Je m’en allai, très agacé, aux écuries, où les hommes de mon peloton avaient commencé le pansage. Je me promenais dans les travées. Au fur et à mesure que je passais devant eux, les cavaliers nonchalants se remettaient à frotter leur bête, mais je faisais bien peu attention à eux.

Soudain, je me trouvai face à face avec l’officier de semaine, le lieutenant Richin de Roisin, qui m’interpella:

—Eh bien, Ferrat, qu’est-ce qu’on me raconte sur Larcier? Il paraît qu’il lui est arrivé quelque chose de désagréable?...

—Mon lieutenant, vous savez?

—Oui, Raynaud me l’a dit.

Le maréchal des logis Raynaud était assez lié avec le lieutenant de Roisin. Ils étaient «pays» et s’étaient tutoyés jadis.

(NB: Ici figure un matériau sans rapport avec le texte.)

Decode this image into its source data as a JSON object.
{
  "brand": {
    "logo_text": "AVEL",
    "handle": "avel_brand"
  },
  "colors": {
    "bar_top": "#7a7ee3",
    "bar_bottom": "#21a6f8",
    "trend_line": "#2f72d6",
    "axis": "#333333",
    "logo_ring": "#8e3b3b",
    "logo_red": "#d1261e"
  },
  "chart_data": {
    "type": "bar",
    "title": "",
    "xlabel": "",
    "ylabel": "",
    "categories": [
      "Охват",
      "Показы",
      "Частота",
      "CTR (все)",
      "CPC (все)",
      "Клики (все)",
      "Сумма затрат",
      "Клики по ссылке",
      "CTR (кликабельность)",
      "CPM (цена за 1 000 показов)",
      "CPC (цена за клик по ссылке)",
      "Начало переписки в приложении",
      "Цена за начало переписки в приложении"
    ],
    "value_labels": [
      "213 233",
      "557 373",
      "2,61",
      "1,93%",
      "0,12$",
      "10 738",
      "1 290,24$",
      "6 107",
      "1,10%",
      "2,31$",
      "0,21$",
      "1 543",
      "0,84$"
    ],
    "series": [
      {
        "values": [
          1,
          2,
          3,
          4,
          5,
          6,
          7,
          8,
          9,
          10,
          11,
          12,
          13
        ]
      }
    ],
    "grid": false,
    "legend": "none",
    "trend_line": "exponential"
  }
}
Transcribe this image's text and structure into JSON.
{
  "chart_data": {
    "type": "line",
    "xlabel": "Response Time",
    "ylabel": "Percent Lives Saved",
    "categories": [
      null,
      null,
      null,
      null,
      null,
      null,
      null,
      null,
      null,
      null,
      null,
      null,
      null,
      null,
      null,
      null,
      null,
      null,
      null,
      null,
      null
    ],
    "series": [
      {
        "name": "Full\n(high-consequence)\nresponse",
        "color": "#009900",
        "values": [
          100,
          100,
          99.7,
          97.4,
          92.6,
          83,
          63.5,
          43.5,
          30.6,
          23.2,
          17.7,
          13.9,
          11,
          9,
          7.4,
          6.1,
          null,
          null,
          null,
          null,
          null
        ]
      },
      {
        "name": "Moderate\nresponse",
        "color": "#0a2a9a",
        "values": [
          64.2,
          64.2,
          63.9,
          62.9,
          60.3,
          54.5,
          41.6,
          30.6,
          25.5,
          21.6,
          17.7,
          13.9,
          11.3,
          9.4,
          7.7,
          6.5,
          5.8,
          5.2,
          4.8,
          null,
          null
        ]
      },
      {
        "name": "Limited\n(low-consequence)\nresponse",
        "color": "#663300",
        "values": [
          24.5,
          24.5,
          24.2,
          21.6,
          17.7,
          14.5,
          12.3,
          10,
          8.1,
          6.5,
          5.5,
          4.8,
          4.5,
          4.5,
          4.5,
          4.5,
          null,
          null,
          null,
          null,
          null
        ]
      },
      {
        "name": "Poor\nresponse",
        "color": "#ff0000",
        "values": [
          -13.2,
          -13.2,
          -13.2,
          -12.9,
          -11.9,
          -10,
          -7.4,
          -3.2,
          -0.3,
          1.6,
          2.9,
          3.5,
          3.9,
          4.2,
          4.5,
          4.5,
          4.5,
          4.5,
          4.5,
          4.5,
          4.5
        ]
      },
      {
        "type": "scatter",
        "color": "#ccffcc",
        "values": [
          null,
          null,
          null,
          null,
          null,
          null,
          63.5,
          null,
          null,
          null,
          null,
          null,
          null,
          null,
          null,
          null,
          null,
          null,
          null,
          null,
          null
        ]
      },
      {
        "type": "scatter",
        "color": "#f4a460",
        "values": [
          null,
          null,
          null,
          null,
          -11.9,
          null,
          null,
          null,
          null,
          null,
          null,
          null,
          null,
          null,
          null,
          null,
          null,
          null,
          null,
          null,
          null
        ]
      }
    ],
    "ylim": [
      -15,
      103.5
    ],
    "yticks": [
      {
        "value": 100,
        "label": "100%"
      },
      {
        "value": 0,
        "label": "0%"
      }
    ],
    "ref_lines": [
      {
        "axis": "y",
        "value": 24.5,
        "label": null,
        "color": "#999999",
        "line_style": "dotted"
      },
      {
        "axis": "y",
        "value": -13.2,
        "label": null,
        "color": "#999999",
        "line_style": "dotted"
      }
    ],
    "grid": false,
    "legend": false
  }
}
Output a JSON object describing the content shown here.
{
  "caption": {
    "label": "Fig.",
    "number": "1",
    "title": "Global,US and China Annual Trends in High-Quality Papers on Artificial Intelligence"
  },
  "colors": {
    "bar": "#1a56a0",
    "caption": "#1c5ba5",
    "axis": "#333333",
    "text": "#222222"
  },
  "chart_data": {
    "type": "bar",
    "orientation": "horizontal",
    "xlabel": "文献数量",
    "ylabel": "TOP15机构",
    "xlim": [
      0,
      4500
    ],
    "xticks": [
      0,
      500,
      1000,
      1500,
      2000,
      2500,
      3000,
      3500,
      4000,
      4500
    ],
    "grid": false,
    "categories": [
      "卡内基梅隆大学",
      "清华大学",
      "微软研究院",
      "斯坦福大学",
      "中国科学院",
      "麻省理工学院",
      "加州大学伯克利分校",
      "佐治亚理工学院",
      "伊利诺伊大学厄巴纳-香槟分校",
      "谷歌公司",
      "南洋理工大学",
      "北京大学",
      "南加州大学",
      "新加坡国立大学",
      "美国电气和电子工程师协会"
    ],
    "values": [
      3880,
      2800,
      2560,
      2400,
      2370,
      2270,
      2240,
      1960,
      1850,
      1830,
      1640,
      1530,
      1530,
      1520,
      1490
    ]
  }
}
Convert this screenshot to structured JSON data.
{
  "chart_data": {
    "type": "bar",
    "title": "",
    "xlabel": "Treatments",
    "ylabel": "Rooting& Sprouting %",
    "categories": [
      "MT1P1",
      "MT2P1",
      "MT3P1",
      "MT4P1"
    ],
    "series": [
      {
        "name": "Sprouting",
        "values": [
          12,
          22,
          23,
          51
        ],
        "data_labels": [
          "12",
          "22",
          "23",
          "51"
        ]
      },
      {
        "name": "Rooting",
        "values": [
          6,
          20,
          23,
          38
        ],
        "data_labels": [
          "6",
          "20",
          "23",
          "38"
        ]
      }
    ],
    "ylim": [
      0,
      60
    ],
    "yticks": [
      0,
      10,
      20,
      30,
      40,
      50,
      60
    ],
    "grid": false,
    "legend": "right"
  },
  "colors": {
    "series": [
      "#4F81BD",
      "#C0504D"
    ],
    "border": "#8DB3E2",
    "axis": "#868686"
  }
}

Je vis bien ce qui s’était passé. Les sous-officiers n’auraient jamais osé ouvertement rapporter l’histoire aux officiers, mais ils savaient bien que Raynaud la dirait en copain, à l’officier, et que, par ce dernier, elle serait colportée en haut lieu.

Le lieutenant de Roisin me fit d’abord un cours de morale sur les dangers du jeu, puis il me demanda des détails sur la partie, et se mit à me raconter lui-même des histoires de baccara avec tant de passion qu’il en oublia d’envoyer les chevaux à l’abreuvoir. On sonna la soupe. Tous les chevaux des autres pelotons étaient déjà rentrés manger leur avoine... Et nos hommes de la travée, étonnés d’une séance si prolongée, continuaient à étriller leur monture. Les plus proches étaient excédés par le travail que leur imposait le fatigant voisinage du lieutenant.

Ce soir-là, j’évitai d’aller dîner à la cantine. Je m’en allai à un petit restaurant où je savais me trouver seul. Mais, à neuf heures, il me fallut rentrer au quartier pour rendre l’appel de mon peloton, d’autant plus qu’en l’absence de Larcier, je voulais rendre également l’appel au peloton d’à côté.